Throughout my career, many people have graciously guided me along with way. Some offered words of advice and encouragement, while quietly others led by example.
In appreciation of their lessons, here are some favorite tips, from A to Z.
Always do your best. Whether you’re meeting a potential client account, interviewing for a new job, or working on a critical project, you’ll never regret giving 100 percent.
Books. Read more. They open your world, change your perspective, and can improve your work skills, lifestyle, favorite hobby, etc.
Count your blessings.
Doing the right thing is always the right thing to do.
Everybody brings something of value. Years ago, our team was working on a new product launch. One of the campaign’s best ideas came from an intern.
Find your passion. Life is short — do something you enjoy.
Google, Facebook, Twitter … the internet and social media are great tools that can make your life easier (and more fun).
Honesty really is the best policy. If we can bend the rules and add a second “H”, humility is pretty cool, too.
“I” is the most overused word. Use “we” or “you” to improve your communications.
Jack-of-all-trades or specialist? Not sure where I stand on this one, but it seems that the Jacks are widely appreciated for their versatility, but the specialists seem to be promoted more regularly.
Kill them with kindness. My late uncle’s favorite saying. And he was right.
Let people off the hook when they make mistakes. They know they screwed up, and don’t need anyone rubbing it in.
Manners. People notice when you use them — and when you don’t.
Noon. Eat lunch with coworkers, run an errand, or go for a walk. Just don’t eat at your desk.
Overtime is the new 40 (hours, that is). Plan on it, but remember that you have a life outside of work, too.
Persistence really does pay off. Set a goal and work toward it. Remember the words of Thomas Edison: “Success is 10 percent inspiration and 90 percent perspiration.”
Quitters never win, the saying goes, but sometimes you just need to move on and direct your attention and efforts elsewhere.

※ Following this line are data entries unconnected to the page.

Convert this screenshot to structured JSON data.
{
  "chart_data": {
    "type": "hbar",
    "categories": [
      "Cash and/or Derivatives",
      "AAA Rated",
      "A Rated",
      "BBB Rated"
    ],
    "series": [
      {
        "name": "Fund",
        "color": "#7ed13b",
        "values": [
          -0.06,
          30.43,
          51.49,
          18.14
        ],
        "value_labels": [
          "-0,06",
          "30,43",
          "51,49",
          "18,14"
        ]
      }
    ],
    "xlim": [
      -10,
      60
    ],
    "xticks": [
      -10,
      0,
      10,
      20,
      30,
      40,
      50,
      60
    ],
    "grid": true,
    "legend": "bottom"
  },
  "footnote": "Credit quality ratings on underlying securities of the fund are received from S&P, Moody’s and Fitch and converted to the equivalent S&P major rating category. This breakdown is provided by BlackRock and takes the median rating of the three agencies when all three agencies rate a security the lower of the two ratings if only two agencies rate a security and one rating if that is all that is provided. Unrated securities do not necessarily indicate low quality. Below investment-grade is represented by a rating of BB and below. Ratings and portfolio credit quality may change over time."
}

Relationships are critical to success in work and life. This may be the most important of the list.
Share credit. Other people probably played a role in your success.
Treat people with respect. Especially those who work for you.
Understand people and what makes them tick. An exercise like the Myers-Briggs Type Indicator (MBTI) can teach you volumes about others — and you’ll learn some things about yourself, too.
Volunteer. Studies show that people who give back are happier.
Writing is becoming a lost skill. Don’t lose your ability to communicate in clear, understandable terms.
Xiphoid process — the small chest bone that you use to align your hands when doing CPR. Basic First Aid is great to know, just in case.
You are responsible for your actions. Accept the blame when things go wrong. People respect that.
Zumba and other forms of exercise. Don’t forget to make time for yourself.